California Official Reports More Threats Following Limbaugh Comments

Blog ››› ››› JOE STRUPP

A California state senator who criticized Rush Limbaugh's mocking of Chinese culture last week has received two more threatening faxes, according to his chief of staff.

Adam Keigwin, chief of staff to Sen. Leland Yee, said the threats came via fax over the weekend, adding to previous threats that are being investigated. He also said that the senator has "received hundreds of calls and e-mails that support the comments [Limbaugh] made."

"There have been two more threats since Friday," Keigwin said late Monday. "One came late Friday and one came over the weekend, our fax machine shows 4 p.m. on Sunday."

On Jan. 19, Limbaugh used Chinese President Hu Jintao's state visit as an opportunity to mock Chinese language and culture.

Yee, chair of the California Senate's Select Committee on Asian Pacific Islander Affairs, responded to Limbaugh's broadcast by calling for an apology, saying that Limbaugh's "classless act is an insult to over 3,000 years of cultural history, and is a slap in the face to the millions of Chinese Americans who have struggled in this country and to a people who constitute one-quarter of the world's population."

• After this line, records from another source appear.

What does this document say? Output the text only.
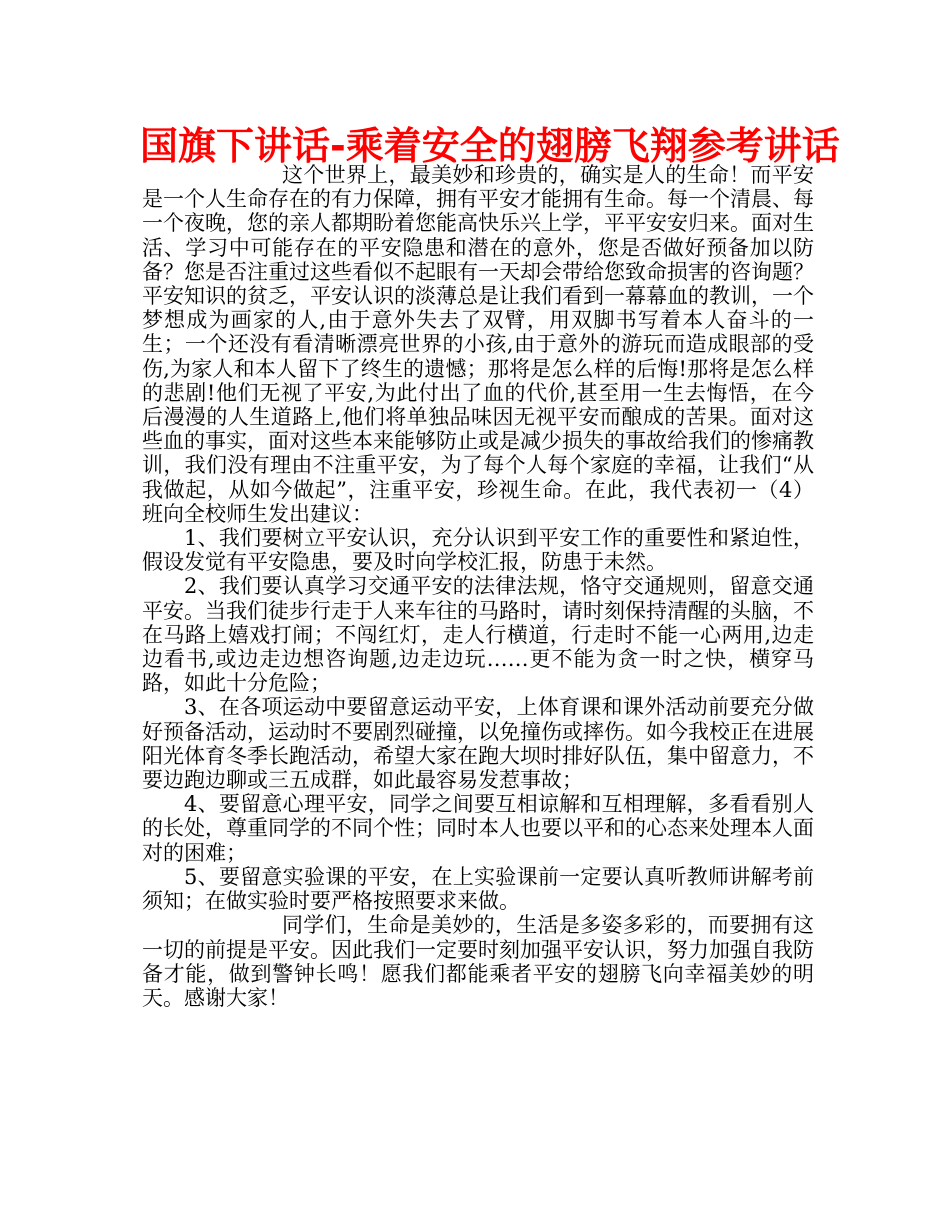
国旗下讲话-乘着安全的翅膀飞翔参考讲话

这个世界上，最美妙和珍贵的，确实是人的生命！而平安是一个人生命存在的有力保障，拥有平安才能拥有生命。每一个清晨、每一个夜晚，您的亲人都期盼着您能高快乐兴上学，平平安安归来。面对生活、学习中可能存在的平安隐患和潜在的意外，您是否做好预备加以防备？您是否注重过这些看似不起眼有一天却会带给您致命损害的咨询题？平安知识的贫乏，平安认识的淡薄总是让我们看到一幕幕血的教训，一个梦想成为画家的人,由于意外失去了双臂，用双脚书写着本人奋斗的一生；一个还没有看清晰漂亮世界的小孩,由于意外的游玩而造成眼部的受伤,为家人和本人留下了终生的遗憾；那将是怎么样的后悔!那将是怎么样的悲剧!他们无视了平安,为此付出了血的代价,甚至用一生去悔悟，在今后漫漫的人生道路上,他们将单独品味因无视平安而酿成的苦果。面对这些血的事实，面对这些本来能够防止或是减少损失的事故给我们的惨痛教训，我们没有理由不注重平安，为了每个人每个家庭的幸福，让我们“从我做起，从如今做起”，注重平安，珍视生命。在此，我代表初一（4）班向全校师生发出建议：

1、我们要树立平安认识，充分认识到平安工作的重要性和紧迫性，假设发觉有平安隐患，要及时向学校汇报，防患于未然。

2、我们要认真学习交通平安的法律法规，恪守交通规则，留意交通平安。当我们徒步行走于人来车往的马路时，请时刻保持清醒的头脑，不在马路上嬉戏打闹；不闯红灯，走人行横道，行走时不能一心两用,边走边看书,或边走边想咨询题,边走边玩……更不能为贪一时之快，横穿马路，如此十分危险；

3、在各项运动中要留意运动平安，上体育课和课外活动前要充分做好预备活动，运动时不要剧烈碰撞，以免撞伤或摔伤。如今我校正在进展阳光体育冬季长跑活动，希望大家在跑大坝时排好队伍，集中留意力，不要边跑边聊或三五成群，如此最容易发惹事故；

4、要留意心理平安，同学之间要互相谅解和互相理解，多看看别人的长处，尊重同学的不同个性；同时本人也要以平和的心态来处理本人面对的困难；

5、要留意实验课的平安，在上实验课前一定要认真听教师讲解考前须知；在做实验时要严格按照要求来做。

同学们，生命是美妙的，生活是多姿多彩的，而要拥有这一切的前提是平安。因此我们一定要时刻加强平安认识，努力加强自我防备才能，做到警钟长鸣！愿我们都能乘者平安的翅膀飞向幸福美妙的明天。感谢大家！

On his show the following day, Limbaugh dismissed Yee's criticisms, rejecting the idea that he could have "blown up" 3,000 years of Chinese history "in 18 seconds, right here on the EIB network."

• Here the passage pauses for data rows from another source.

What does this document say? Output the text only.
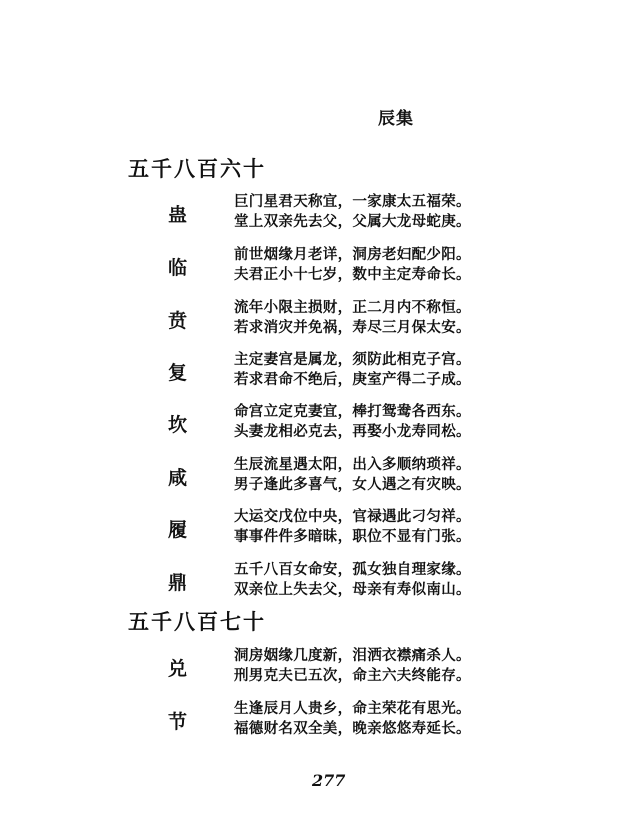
辰集
五千八百六十
蛊
巨门星君天称宜，一家康太五福荣。
堂上双亲先去父，父属大龙母蛇庚。
临
前世烟缘月老详，洞房老妇配少阳。
夫君正小十七岁，数中主定寿命长。
贲
流年小限主损财，正二月内不称恒。
若求消灾并免祸，寿尽三月保太安。
复
主定妻宫是属龙，须防此相克子宫。
若求君命不绝后，庚室产得二子成。
坎
命宫立定克妻宜，棒打鸳鸯各西东。
头妻龙相必克去，再娶小龙寿同松。
咸
生辰流星遇太阳，出入多顺纳琐祥。
男子逢此多喜气，女人遇之有灾映。
履
大运交戊位中央，官禄遇此刁匀祥。
事事件件多暗昧，职位不显有门张。
鼎
五千八百女命安，孤女独自理家缘。
双亲位上失去父，母亲有寿似南山。
五千八百七十
兑
洞房姻缘几度新，泪洒衣襟痛杀人。
刑男克夫已五次，命主六夫终能存。
节
生逢辰月人贵乡，命主荣花有思光。
福德财名双全美，晚亲悠悠寿延长。
277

Last week, Yee reported receiving numerous racially charged death threats, including one fax addressed to "Fish Head Leeland Yee" that stated in part: "Rush Limbaugh will kick your Ch*nk ass and expose you for the fool you are."

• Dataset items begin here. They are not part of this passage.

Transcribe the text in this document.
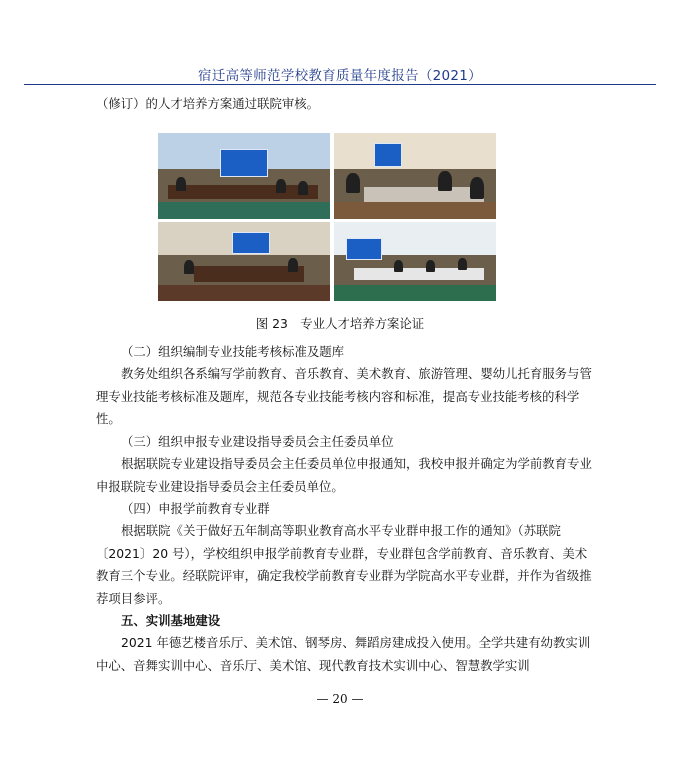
宿迁高等师范学校教育质量年度报告（2021）
（修订）的人才培养方案通过联院审核。
图 23　专业人才培养方案论证
（二）组织编制专业技能考核标准及题库
教务处组织各系编写学前教育、音乐教育、美术教育、旅游管理、婴幼儿托育服务与管理专业技能考核标准及题库，规范各专业技能考核内容和标准，提高专业技能考核的科学性。
（三）组织申报专业建设指导委员会主任委员单位
根据联院专业建设指导委员会主任委员单位申报通知，我校申报并确定为学前教育专业申报联院专业建设指导委员会主任委员单位。
（四）申报学前教育专业群
根据联院《关于做好五年制高等职业教育高水平专业群申报工作的通知》（苏联院〔2021〕20 号），学校组织申报学前教育专业群，专业群包含学前教育、音乐教育、美术教育三个专业。经联院评审，确定我校学前教育专业群为学院高水平专业群，并作为省级推荐项目参评。
五、实训基地建设
2021 年德艺楼音乐厅、美术馆、钢琴房、舞蹈房建成投入使用。全学共建有幼教实训中心、音舞实训中心、音乐厅、美术馆、现代教育技术实训中心、智慧教学实训
— 20 —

Keigwin said the latest faxes are similar to two faxes his office received last year - one of which included crosshairs - after Yee sought to have information disclosed regarding Sarah Palin's appearance at a California State University campus.

"We have since received two more similar to that," Keigwin said of the latest faxes. "But one of them includes this crosshairs graphic."

California Highway Patrol, which is investigating the incidents, has asked Yee not to release the images. Keigwin said the U.S. Secret Service is also investigating.

Yee launched an online petition drive last week asking advertisers to drop Limbaugh's radio show.

Keigwin said the petition has received 12,000 names.

Keigwin said the continued negative reaction to Yee's criticism surprised him, given that Limbaugh's broadcast was so offensive and clearly prejudicial.

"I always knew he was pretty popular, I didn't realize that people would support his commentary so much," Keigwin said. "To make the sort of comments he has made and that the comments would be supported and reiterated. Fortunately we received a lot of positive comments, but we have received hundreds of calls and e-mails that support the comments he made. That is surprising that they continue to use that sort of commentary, as if that is acceptable in 2011."

Keigwin added, "It emboldens individuals to take it a step further, 'Hey, our hero Rush Limbaugh is saying it, it must be right, it must be true.' Limbaugh did not threaten Sen. Yee's life, but a supporter of his did. They feel emboldened by his commentary."

Yee, contacted late Monday, added:

"We have received threats in the past, but we take things a lot more serious because of the shooting in Arizona." Asked about Limbaugh, he said: "He is extremely hurtful to our country because we are moving into a different era, with globalization. We can't see ourselves as just Americans anymore."